En este sentido, el año que cursa, a diferencia del que se fue, lleno de tragedia, parece estar marcado por acontecimientos importantes: juegos olímpicos invernales, mundial de fútbol y las elecciones presidenciales. Elecciones que por la salud del país, esperamos sea prioridad para el Mexicano.

Mero populismo

Tenemos entonces candidaturas que arrancaron hace 18 años en la persona de Andres Manuel Lopez Obrador, campañas demenciales como la de José Antonio Meade o campañas desesperadas y grises como la de Ricardo Anaya en contubernio con el Partido de la Revolución Democrática.

Día con día tenemos noticias de la guerra sucia entre los partidos a los que cada uno de estos representa. Sin propuestas reales y reduciendo a lo patético la contienda politica de este año: MORENA con estrellas populacheras de la talla del mismísimo Cuauhtémoc Blanco, Sergio Mayer y Maria Roja; el PAN y sus tocadas rockeras de la mano y buenas aceptación de Juan Zepeda y el PRD en el estado de México. Pero, cuando creíamos que el Partido Revolucionario Institucional se salvaba por lo menos en este renglón, han trascendido el dia de hoy fotografías del actual pre candidato con celebridades mexicanas como Alejandro Fernandez y Julio Cesar Chavez.

Todos al mismo nivel

Hasta el momento, la campaña del PRI estaba sustentada en la redención de un partido que saqueo el país durante 72 años, que se fue y cuando volvió, demostró que eso sera regla por siempre.

Además de la redención la imagen de aceptación por ser una personas altamente capacitada en la figura de José Antonio Meade, y su padecimiento dermatológico. Sin embargo, con un pueblo reaccionario, no quedo de otra que entrarle al circo.

Por supuesto las críticas no se hicieron esperar y la gente se volcó en insultos y vituperios hacia el campeón mexicano en la década de los noventas.
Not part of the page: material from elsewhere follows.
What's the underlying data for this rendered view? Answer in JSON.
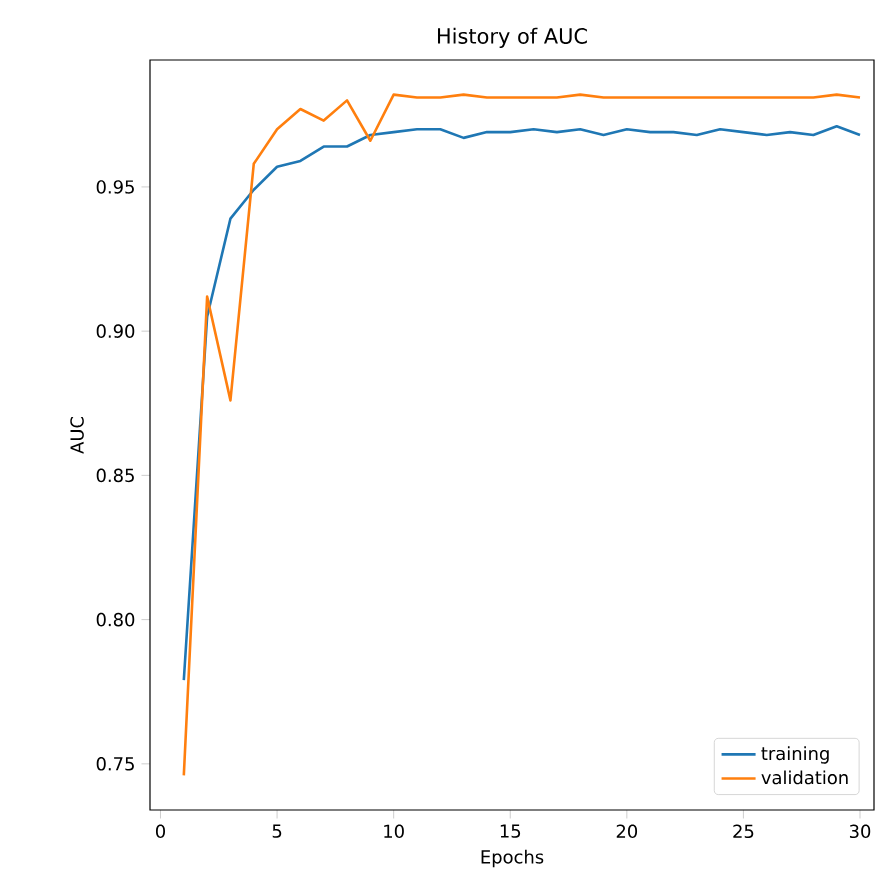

Y, aunque entendemos el malestar de la opinión de pública al recriminar se manipule así la mente frágil de la paisanada, también es correcta la respuesta del siempre iracundo moqueteador profesional: “Haber (sic) estamos en un país libre y soberano así que yo apoyo a quien yo quiera y ustedes a quien quieran así que no estén chingando”.

Lo importante como siempre no es lo que aparezca en la pantalla. Se presume que el día sábado saldrá en televisión nacional en horario estelar un puerco en patíneta con una banderola del partido de su preferencia, lo importante es, ¿usted nos reiremos de eso? Más importante, ¿Nos atreveremos a cambiar de canal?